Page:Renard - La Lanterne sourde, Coquecigrues,1906.djvu/306

La bibliothèque libre.
Le texte de cette page a été corrigé et est conforme au fac-similé.


LE PLAGIAIRE


Éloi court chez son confrère et lui crie :

— Monsieur, vous êtes un plagiaire ; vous m’avez pillé : vous m’avez pris mon nez. Je possédais un nez pour moi seul, et j’y tenais beaucoup. J’étais né avec ce nez. Authentique, il me venait de mes parents. Bien qu’il n’eût rien d’extraordinaire, je le montrais en public, non sans fierté, et le suivais partout. Mon nez n’était pas gros, pas petit, pas grand, pas court, pas renflé, pas plat, mais enfin il était creux et, docile, il me servait à me moucher, à sentir, à éternuer, selon mes petits besoins. Je le croyais mien et je jugeais inutile d’y passer un anneau avec cette étiquette :

Reproduction interdite ; la propriété du nez est une propriété.

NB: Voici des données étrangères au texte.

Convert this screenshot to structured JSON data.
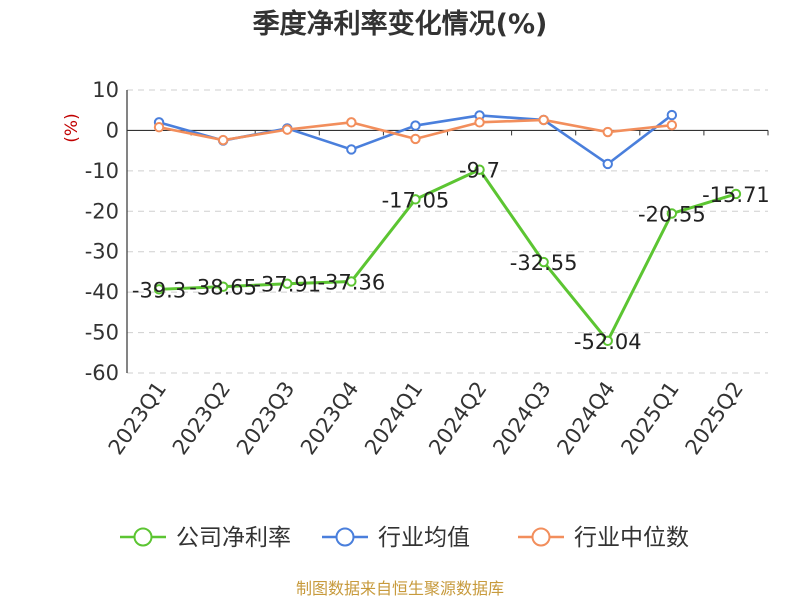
{
  "chart_data": {
    "type": "line",
    "title": "季度净利率变化情况(%)",
    "ylabel": "(%)",
    "xlabel": "",
    "ylim": [
      -60,
      10
    ],
    "yticks": [
      10,
      0,
      -10,
      -20,
      -30,
      -40,
      -50,
      -60
    ],
    "grid": true,
    "legend_position": "bottom",
    "categories": [
      "2023Q1",
      "2023Q2",
      "2023Q3",
      "2023Q4",
      "2024Q1",
      "2024Q2",
      "2024Q3",
      "2024Q4",
      "2025Q1",
      "2025Q2"
    ],
    "series": [
      {
        "name": "公司净利率",
        "color": "#5cc532",
        "values": [
          -39.3,
          -38.65,
          -37.91,
          -37.36,
          -17.05,
          -9.7,
          -32.55,
          -52.04,
          -20.55,
          -15.71
        ],
        "labels": [
          "-39.3",
          "-38.65",
          "-37.91",
          "-37.36",
          "-17.05",
          "-9.7",
          "-32.55",
          "-52.04",
          "-20.55",
          "-15.71"
        ]
      },
      {
        "name": "行业均值",
        "color": "#4a7fdc",
        "values": [
          2.0,
          -2.5,
          0.5,
          -4.7,
          1.2,
          3.7,
          2.6,
          -8.3,
          3.8,
          null
        ]
      },
      {
        "name": "行业中位数",
        "color": "#f28e5c",
        "values": [
          0.8,
          -2.4,
          0.2,
          2.0,
          -2.1,
          2.0,
          2.6,
          -0.4,
          1.3,
          null
        ]
      }
    ]
  },
  "source_note": "制图数据来自恒生聚源数据库"
}
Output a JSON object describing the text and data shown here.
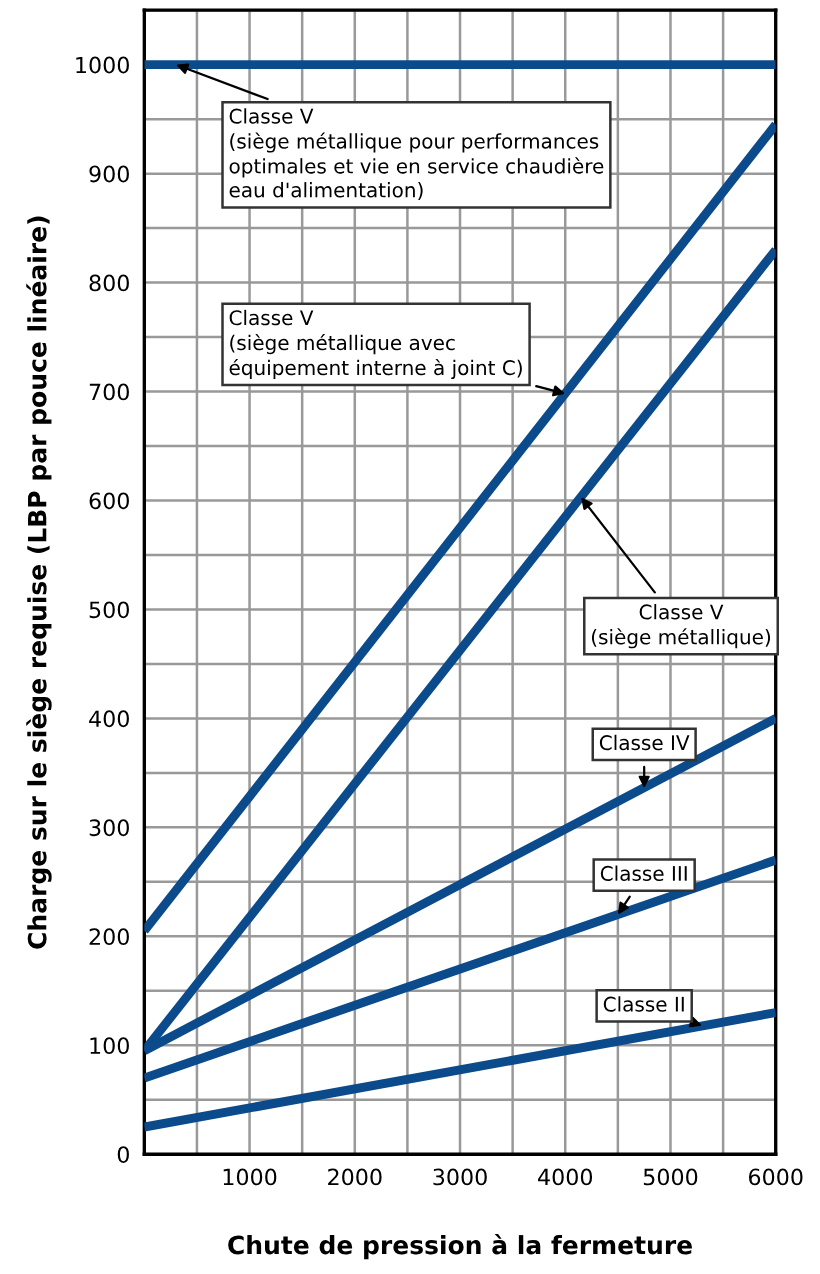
{
  "chart_data": {
    "type": "line",
    "xlabel": "Chute de pression à la fermeture",
    "ylabel": "Charge sur le siège requise (LBP par pouce linéaire)",
    "x": [
      0,
      6000
    ],
    "series": [
      {
        "color": "#0b4a8b",
        "values": [
          1000,
          1000
        ]
      },
      {
        "color": "#0b4a8b",
        "values": [
          205,
          945
        ]
      },
      {
        "color": "#0b4a8b",
        "values": [
          95,
          830
        ]
      },
      {
        "color": "#0b4a8b",
        "values": [
          95,
          400
        ]
      },
      {
        "color": "#0b4a8b",
        "values": [
          70,
          270
        ]
      },
      {
        "color": "#0b4a8b",
        "values": [
          25,
          130
        ]
      }
    ],
    "xlim": [
      0,
      6000
    ],
    "xticks": [
      1000,
      2000,
      3000,
      4000,
      5000,
      6000
    ],
    "ylim": [
      0,
      1050
    ],
    "yticks": [
      0,
      100,
      200,
      300,
      400,
      500,
      600,
      700,
      800,
      900,
      1000
    ],
    "grid": true,
    "marker": "none",
    "line_style": "solid",
    "annotations": [
      {
        "text": "Classe V\n(siège métallique pour performances\noptimales et vie en service chaudière\neau d'alimentation)",
        "x": 300,
        "y": 1000
      },
      {
        "text": "Classe V\n(siège métallique avec\néquipement interne à joint C)",
        "x": 4000,
        "y": 698
      },
      {
        "text": "Classe V\n(siège métallique)",
        "x": 4150,
        "y": 603
      },
      {
        "text": "Classe IV",
        "x": 4750,
        "y": 336
      },
      {
        "text": "Classe III",
        "x": 4500,
        "y": 220
      },
      {
        "text": "Classe II",
        "x": 5300,
        "y": 118
      }
    ]
  }
}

Je ris, Monsieur, et n’en ai pas envie. Comme on s’abuse ! Ce matin, je l’emmène à notre promenade quotidienne, et qu’est-ce que je vois ? Je le vois, lui, mon nez au milieu de votre figure. Ne niez pas. Votre nez, c’est le mien. Regardez dans la glace !

En effet, les deux nez se mirent, bout à bout, pareils et copiés l’un sur l’autre, juxtalinéairement.